La mappa (fonte: Nexta-TV) ci dà un’idea di massima del quadro generale in cui si sta svolgendo la Battaglia di Gaza-città (da non confondere con l’intera striscia di Gaza). L’area colorata in blu rappresenta le zone occupate fino al 15 novembre dall’Esercito Israeliano. Come si vede, l’operazione israeliana ha portato a sigillare la città di Gaza, isolandola sul lato sud all’altezza dell’area dove scorre un piccolo fiume, Wadi Gaza. E’ da notare come la gran parte del centro abitato non sia stata ancora approcciata dalle truppe con la Stella di Davide. Se Israele vorrà occupare l’intero insediamento dovrà penetrare nei quartieri lontani dalla costa, tra gli altri Jabalia, al-Tuffah e Shejaiya. Shejaiya, in particolare, è considerata una roccaforte di Hamas. Per degradare militarmente Hamas, Israele si è posta il compito di distruggere la fitta rete di tunnel che scorrono sotto l’intera città; da qui nasce l’obbligo di dover mettere sotto controllo l’intera area urbana per poi trovare le imboccature dei vari condottti sotterranei.
La ricerca dei tunnel è un lavoro lungo. Gli israeliani procedono in questo modo: dopo aver conquistato un’area fanno un primo controllo generale, successivamente delle squadre specializzate perlustrano palmo a palmo il basamento di tutte le strutture edili presenti e quando trovano un tunnel chiamano squadre di artificieri che ne fanno esplodere l’ingresso. Con questa metodica, che necessita di tempi prolungati, ed avendo davanti ancora la maggior parte della città da conquistare, è ragionevole immaginare che l’operazione per ripulire Gaza dai tunnel prenderà mesi, e non settimane.
Dopo il movimento di Tsahal (denominazione comune dell’Esercito di Israele) che ha portato a sigillare Gaza-città sul lato del mare, le truppe muovono ora dalla fascia litoranea verso il centro cittadino. L’avanzamento più attivo è ora nell’area sud della zona sigillata; dopo aver preso l’ospedale di Shifa, Tsahal avanza ora in direzione del quartiere Shejaiya. Ieri sera si combatteva di fronte all’Università Israa ed allo Stadio Yarmouk. A detta di molti analisti militari sino ad ora Hamas ha offerto poca resistenza, ma non è detto che sarà così anche in futuro. A meno che tutta Hamas non riesca ad esfiltrare verso il sud della Striscia di Gaza (certamente alcuni militanti lo stanno già facendo, mescolandosi ai profughi che si dirigono verso Khan Younis attraverso i corridoi protetti) i suoi miliziani prima o poi finiranno intrappolati tra l’avanzata di Tsahal dal litorale verso l’interno e la barriera di protezione che separa la Striscia da Israele.

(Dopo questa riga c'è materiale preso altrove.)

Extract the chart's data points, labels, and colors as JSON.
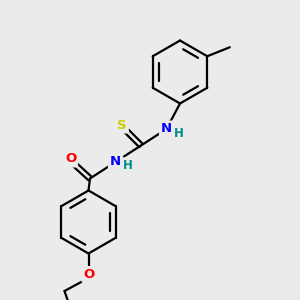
{
  "background_color": "#ebebeb",
  "bond_color": "#000000",
  "atom_colors": {
    "N": "#0000ff",
    "O": "#ff0000",
    "S": "#cccc00",
    "H_N": "#008b8b",
    "C": "#000000"
  },
  "figsize": [
    3.0,
    3.0
  ],
  "dpi": 100
}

A quel punto non avranno alternative se non quella di combattere. Inoltre l’avanzata che si profila porterà nuove sfide alla truppe di Israele, più i blindati si avventurano in un centro urbano, più aumenta il pericolo potenziale che siano colpiti da imboscate, dovendosi muovere in spazi ristretti che offrono molti ostacoli e poche aree di manovra.
Per quanto riguarda il fronte con il Libano, sono molte le congetture che vengono fatte sulla guerra a bassa intensità che Hebzollah sta portando avanti e sugli sviluppi che l’atteggiamento del “Partito di Dio” filo-iraniano potrà avere nel prosieguo del conflitto. Conviene però guardare la questione del fronte nord anche dal punto di vista israeliano. Israele ha in questo momento 60.000 sfollati dalle aree limitrofe al confine libanese ed un’intera zona del proprio territorio in cui tutte le attività – economiche, commerciali, di istruzione etc.. – sono congelate. Non potrà accettare che questa situazione possa perdurare ancora per molto tempo. Notazione sulle aree cittadine citate: ovunque si legge che “con il tempo i campi profughi sono diventati dei quartieri”, ed è vero; osservando le foto satellitari si può notare che le case sono in muratura, le strade sono asfaltate, vi sono collocati supermarket, negozi, campi sportivi, piazze, parchi, università, centri culturali e quant’altro. Se dunque i vecchi campi profughi sono diventati dei quartieri chi scrive ha deciso di chiamarli “quartieri” e non “campi profughi”.